The standard bingo card is a 5 × 5 square in which the columns are headed B-I-N-G-O. The columns are filled successively with numbers drawn at random from the intervals 1-15, 16-30, 31-45, 46-60, and 61-75. And it turns out that, during play, it’s very likely that at least one number from each column group will be called (enabling a horizontal win) before some five numbers are called that occupy a single column (enabling a vertical win). In fact it’s more than three times as likely.

The math is laid out rigorously in the article below. If a free space appears in the middle of the board, as is common, the effect still obtains — Joseph Kisenwether and Dick Hess found that the chance of a horizontal win is still 73.73 percent.

(Arthur Benjamin, Joseph Kisenwether, and Ben Weiss, “The BINGO Paradox,” Math Horizons 25:1 [2017], 18-21.)

Podcast Episode 268: The Great Impostor


Ferdinand Demara earned his reputation as the Great Impostor: For over 22 years he criss-crossed the country, posing as everything from an auditor to a zoologist and stealing a succession of identities to fool his employers. In this week’s episode of the Futility Closet podcast we’ll review Demara’s motivation, morality, and techniques — and the charismatic spell he seemed to cast over others.

We’ll also make Big Ben strike 13 and puzzle over a movie watcher’s cat.

See full show notes …

The 36 Officers Problem

Image: Wikimedia Commons

Suppose we have a group of officers in six regiments, each regiment consisting of the same six ranks (say, a colonel, a lieutenant colonel, a major, a captain, a first lieutenant, and a second lieutenant). Is it possible to arrange these 36 officers into a 6 × 6 square so that no rank or regiment is repeated in any row or column? That is, each row and column must contain an officer of each regiment and of each rank.

In 1782 Leonhard Euler wrote, “After we have put a lot of thought into finding a solution, we have to admit that such an arrangement is impossible, though we can’t give a rigorous demonstration of this.” He saw that the equivalent problem is impossible in a 2 × 2 square and surmised that it’s impossible in every case where the side of the square contains 4k + 2 cells.
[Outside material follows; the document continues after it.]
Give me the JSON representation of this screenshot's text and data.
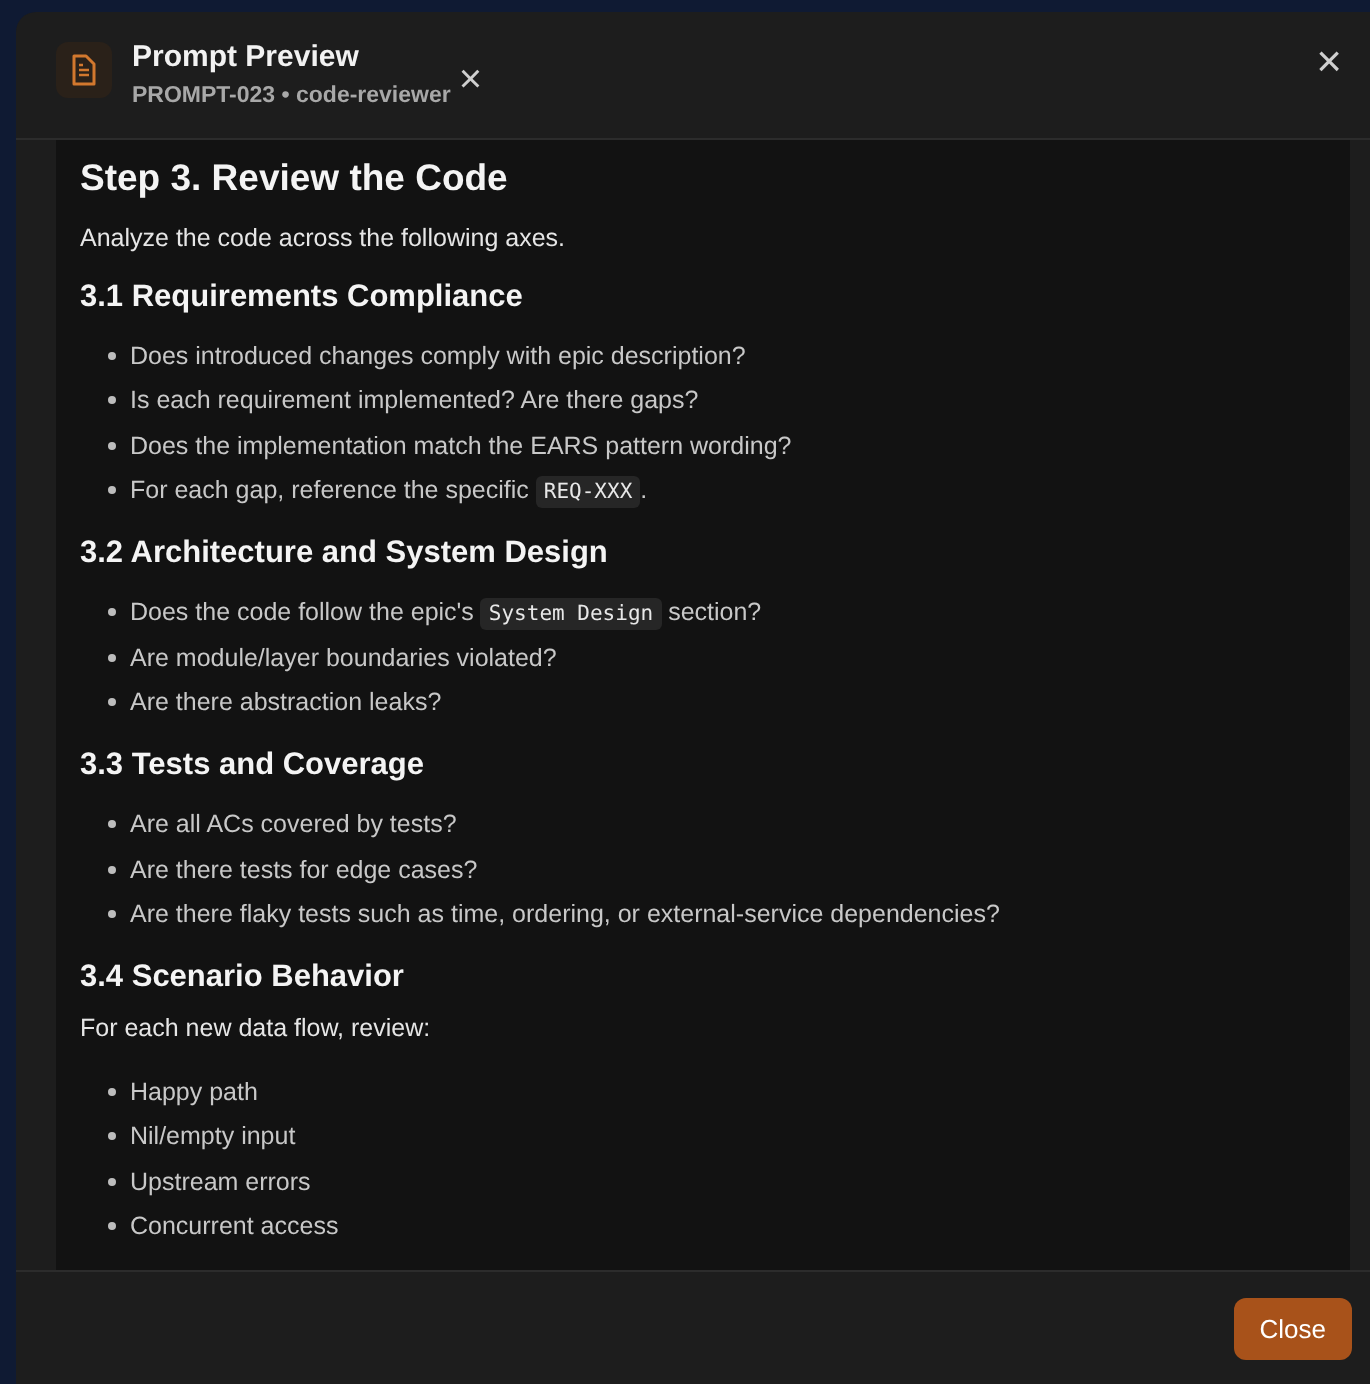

It wasn’t until 1901 that French mathematician Gaston Terry proved that the 6 × 6 square has no solution, and it wasn’t until 1960 that Euler’s conjecture about the pattern of impossible squares was proven wrong: In fact, the task is impossible only in these two cases, 2 × 2 and 6 × 6.

Fair Enough

Image: Wikimedia Commons

Butterflies in the genus Diaethria are commonly called “eighty-eights” because their wings bear a pattern that resembles the number 88 or 89.

The Australian ringneck parrot has four subspecies, one of which is known as the 28 parrot for its triple-noted call, which sounds like “twentee-eight.”

W Hour

Each year on August 1 the city of Warsaw comes to a voluntary standstill for one minute at 5 p.m.

It’s done to honor those who fought for freedom during the Warsaw Uprising, which began at that hour on August 1, 1944.

Lingua Franca

In the 11th century, sailors in the Mediterranean developed a pidgin language to communicate with one another, a mix of Italian, Spanish, Catalan, Galician, Portuguese, Occitan, French, Latin, English, and other languages in which they could conduct trade and diplomacy. Known as Sabir, it appears briefly in Molière’s comedy Le Bourgeois gentilhomme when the Mufti sings:

Se ti sabir
Ti respondir
Se non sabir
Tazir, tazir

Mi star Mufti:
Ti qui star ti?
Non intendir:
Tazir, tazir.

This means:

If you know
You answer
If you do not know
Be silent, be silent

I am Mufti
Who are you?
If you do not understand,
Be silent, be silent

The language persisted into the 19th century, and traces of it can still be found in modern slang and in geographical names.